As our planet is slightly tilted on its axis, it is not only cold but also dark at the poles in winter. Of course, only at the respective winter pole. (Meanwhile, it is cold and bright at the other pole.) At the moment, it is winter at the North Pole and the radiation balance is particularly negative. This means that it is getting colder and colder because the sun is not shining. Cold air is denser than warm air, which is why a lot of air is currently flowing towards the ground at the North Pole. This causes the air pressure on the ground to rise, while it sinks at altitude. The result is a so-called high-altitude low, also known as a polar vortex. In contrast to dynamic lows, which are caused by air mass movements, the polar vortex is a thermal low, i.e. one that is formed by temperature differences. Like all other lows, the polar vortex rotates anti-clockwise in the northern hemisphere (viewed from above). The southern polar vortex, i.e. the one over Antarctica, usually looks really quite swirly and round, as the temperature contrasts are sharper due to the land-water arrangement there and the polar vortex is more or less enclosed by extremely pronounced westerly winds. In the north, on the other hand, several low-pressure centers often form, wafting around in a loose network. There is often a center over Baffin Island and one over northeast Siberia. This low-pressure formation over the polar region is a kind of motor for our winter weather. As it rotates anti-clockwise, "the weather" moves from west to east. (Prize question: Which way does "the weather" move in the southern hemisphere?) The closer the pressure centers are to each other, or the rounder the polar vortex is, the straighter the west-east flow. An intact, strong polar vortex therefore tends to provide us with rapidly changing, Atlantic-influenced weather. If a strong wedge forms somewhere and transports warm air far to the north, the polar vortex can be disrupted or even split into two completely separate centers. This upsets the entire circulation because the usual west-east highway is suddenly diverted and snakes around. A polar vortex split therefore often brings us meriodonal weather patterns with a strong tendency to persist. When there are demonstrations on the Inntal highway because of the new toll sticker and you have to take winding detours, you can't get anywhere either.
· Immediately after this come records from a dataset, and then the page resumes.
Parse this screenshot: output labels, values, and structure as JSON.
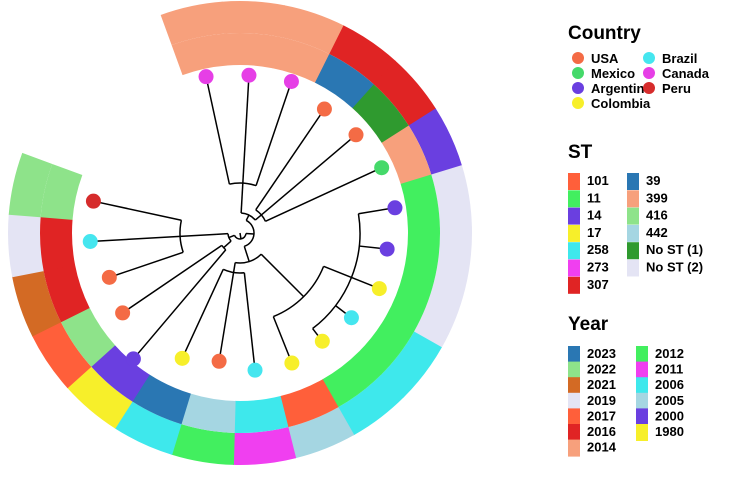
{
  "legend": {
    "country": {
      "title": "Country",
      "items": [
        {
          "label": "USA",
          "color": "#f46b45"
        },
        {
          "label": "Mexico",
          "color": "#45d96a"
        },
        {
          "label": "Argentina",
          "color": "#6a3fe0"
        },
        {
          "label": "Colombia",
          "color": "#f7ef2a"
        },
        {
          "label": "Brazil",
          "color": "#45e6ef"
        },
        {
          "label": "Canada",
          "color": "#e63fe6"
        },
        {
          "label": "Peru",
          "color": "#d62c2c"
        }
      ]
    },
    "st": {
      "title": "ST",
      "items": [
        {
          "label": "101",
          "color": "#ff5f3a"
        },
        {
          "label": "11",
          "color": "#42ef5f"
        },
        {
          "label": "14",
          "color": "#6a3fe0"
        },
        {
          "label": "17",
          "color": "#f7ef2a"
        },
        {
          "label": "258",
          "color": "#3ee8ec"
        },
        {
          "label": "273",
          "color": "#f03ff0"
        },
        {
          "label": "307",
          "color": "#e02424"
        },
        {
          "label": "39",
          "color": "#2a77b3"
        },
        {
          "label": "399",
          "color": "#f7a07c"
        },
        {
          "label": "416",
          "color": "#8ee38a"
        },
        {
          "label": "442",
          "color": "#a5d6e2"
        },
        {
          "label": "No ST (1)",
          "color": "#2f9a2f"
        },
        {
          "label": "No ST (2)",
          "color": "#e4e4f4"
        }
      ]
    },
    "year": {
      "title": "Year",
      "items": [
        {
          "label": "2023",
          "color": "#2a77b3"
        },
        {
          "label": "2022",
          "color": "#8ee38a"
        },
        {
          "label": "2021",
          "color": "#d36a24"
        },
        {
          "label": "2019",
          "color": "#e4e4f4"
        },
        {
          "label": "2017",
          "color": "#ff5f3a"
        },
        {
          "label": "2016",
          "color": "#e02424"
        },
        {
          "label": "2014",
          "color": "#f7a07c"
        },
        {
          "label": "2012",
          "color": "#42ef5f"
        },
        {
          "label": "2011",
          "color": "#f03ff0"
        },
        {
          "label": "2006",
          "color": "#3ee8ec"
        },
        {
          "label": "2005",
          "color": "#a5d6e2"
        },
        {
          "label": "2000",
          "color": "#6a3fe0"
        },
        {
          "label": "1980",
          "color": "#f7ef2a"
        }
      ]
    }
  },
  "tree": {
    "tips": [
      {
        "country": "Canada",
        "st": "399",
        "year": "2014"
      },
      {
        "country": "Canada",
        "st": "399",
        "year": "2014"
      },
      {
        "country": "Canada",
        "st": "399",
        "year": "2014"
      },
      {
        "country": "USA",
        "st": "39",
        "year": "2016"
      },
      {
        "country": "USA",
        "st": "No ST (1)",
        "year": "2016"
      },
      {
        "country": "Mexico",
        "st": "399",
        "year": "2000"
      },
      {
        "country": "Argentina",
        "st": "11",
        "year": "2019"
      },
      {
        "country": "Argentina",
        "st": "11",
        "year": "2019"
      },
      {
        "country": "Colombia",
        "st": "11",
        "year": "2019"
      },
      {
        "country": "Brazil",
        "st": "11",
        "year": "2006"
      },
      {
        "country": "Colombia",
        "st": "11",
        "year": "2006"
      },
      {
        "country": "Colombia",
        "st": "101",
        "year": "2005"
      },
      {
        "country": "Brazil",
        "st": "258",
        "year": "2011"
      },
      {
        "country": "USA",
        "st": "442",
        "year": "2012"
      },
      {
        "country": "Colombia",
        "st": "39",
        "year": "2006"
      },
      {
        "country": "Argentina",
        "st": "14",
        "year": "1980"
      },
      {
        "country": "USA",
        "st": "416",
        "year": "2017"
      },
      {
        "country": "USA",
        "st": "307",
        "year": "2021"
      },
      {
        "country": "Brazil",
        "st": "307",
        "year": "2019"
      },
      {
        "country": "Peru",
        "st": "416",
        "year": "2022"
      }
    ]
  }
}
This map from today (Wednesday, 4.12.13) shows the pressure distribution over the northern hemisphere from a Eurocentric bird's eye view. (The North Pole is in the middle, Europe is at the bottom, Asia is largely upside down). The polar vortex is a large purple blob and in our area the current runs from west to east without any major waves.
In the forecast for Friday, a wedge is pushing northwards over the Atlantic, while a trough is spreading over Central Europe, which will hopefully provide significant fresh snow in areas of northern congestion, but as I said, we'll leave that to the oracle.
Another week later, on Friday, December 13, at least the ECMWF model sees a decent split. The wedge has cut through the polar vortex and shifted to the east. This would block the highway and it would remain dry, relatively warm and sunny in the Alps on a quasi-permanent basis. This map is particularly unattractive in this respect, but the general trend after the weekend is pretty clearly in this direction.